Microsoft is making it easier for users of its Edge browser for iOS and Android to access applications via single sign-on, while giving tools to administrators to prevent these workers from using Safari or Chrome to access some enterprise apps.
The mobile version of Edge for iOS and Android now supports "conditional access" protection and single sign-on, making it more attractive for enterprises to deploy Microsoft's mobile Edge as the go-to browser for accessing web apps, assuming they're connected to Microsoft's Azure Active Directory or Azure AD.
According to Microsoft, the browser now comes with the same application management and security capabilities that once required an Intune Managed Browser.
The single sign-on component means workers can more easily access apps such as Microsoft Outlook as well as web apps that are connected to Azure AD, be they software-as-a-service (SaaS) or on-premise delivered.
SEE: Cybersecurity in an IoT and mobile world (ZDNet special report) | Download the report as a PDF (TechRepublic)
This means workers only need to sign-in to an Azure AD-connected web app once and don't need to enter their credentials again afterwards. Instead they would use the Microsoft Authenticator app on iOS or the Intune Company Portal app on Android.
On an iPhone, users will be able to sign-in to multiple Azure AD-connected apps in one go, assuming they support single sign-on.
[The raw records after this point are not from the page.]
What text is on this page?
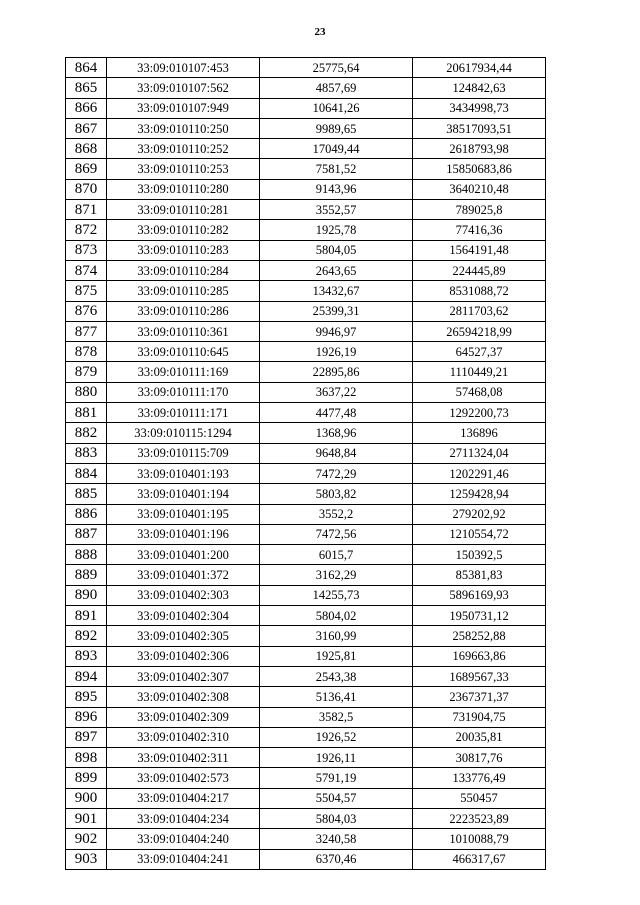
23
864	33:09:010107:453	25775,64	20617934,44
865	33:09:010107:562	4857,69	124842,63
866	33:09:010107:949	10641,26	3434998,73
867	33:09:010110:250	9989,65	38517093,51
868	33:09:010110:252	17049,44	2618793,98
869	33:09:010110:253	7581,52	15850683,86
870	33:09:010110:280	9143,96	3640210,48
871	33:09:010110:281	3552,57	789025,8
872	33:09:010110:282	1925,78	77416,36
873	33:09:010110:283	5804,05	1564191,48
874	33:09:010110:284	2643,65	224445,89
875	33:09:010110:285	13432,67	8531088,72
876	33:09:010110:286	25399,31	2811703,62
877	33:09:010110:361	9946,97	26594218,99
878	33:09:010110:645	1926,19	64527,37
879	33:09:010111:169	22895,86	1110449,21
880	33:09:010111:170	3637,22	57468,08
881	33:09:010111:171	4477,48	1292200,73
882	33:09:010115:1294	1368,96	136896
883	33:09:010115:709	9648,84	2711324,04
884	33:09:010401:193	7472,29	1202291,46
885	33:09:010401:194	5803,82	1259428,94
886	33:09:010401:195	3552,2	279202,92
887	33:09:010401:196	7472,56	1210554,72
888	33:09:010401:200	6015,7	150392,5
889	33:09:010401:372	3162,29	85381,83
890	33:09:010402:303	14255,73	5896169,93
891	33:09:010402:304	5804,02	1950731,12
892	33:09:010402:305	3160,99	258252,88
893	33:09:010402:306	1925,81	169663,86
894	33:09:010402:307	2543,38	1689567,33
895	33:09:010402:308	5136,41	2367371,37
896	33:09:010402:309	3582,5	731904,75
897	33:09:010402:310	1926,52	20035,81
898	33:09:010402:311	1926,11	30817,76
899	33:09:010402:573	5791,19	133776,49
900	33:09:010404:217	5504,57	550457
901	33:09:010404:234	5804,03	2223523,89
902	33:09:010404:240	3240,58	1010088,79
903	33:09:010404:241	6370,46	466317,67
Users are prompted to register their device in order to sign-in to the accounts.
The conditional access component means that organizations can mandate that workers use a Microsoft Intune protected browser such as Edge by using "application-based conditional access policies".
In short, admins can prevent workers from using Chrome or Safari to access specified enterprise web apps in order to prevent what Microsoft says is the risk of data leakage from "unprotected browsers".
"You can now enforce policy-managed Microsoft Edge as the approved mobile browser to access Azure AD-connected web apps, restricting the use of unprotected browsers like Safari or Chrome," Microsoft explains.
"This allows you to secure access and prevent data leakage via unprotected browser applications. A similar protection can be applied to Office 365 services like Exchange Online and SharePoint Online, the Office portal, and access to on-premises (intranet) sites via the Azure AD Application Proxy.
"Users attempting to use unmanaged browsers such as Safari and Chrome will be prompted to open Microsoft Edge instead. On first attempt, users will be prompted to install the Microsoft Authenticator on iOS or the Intune Company Portal on Android."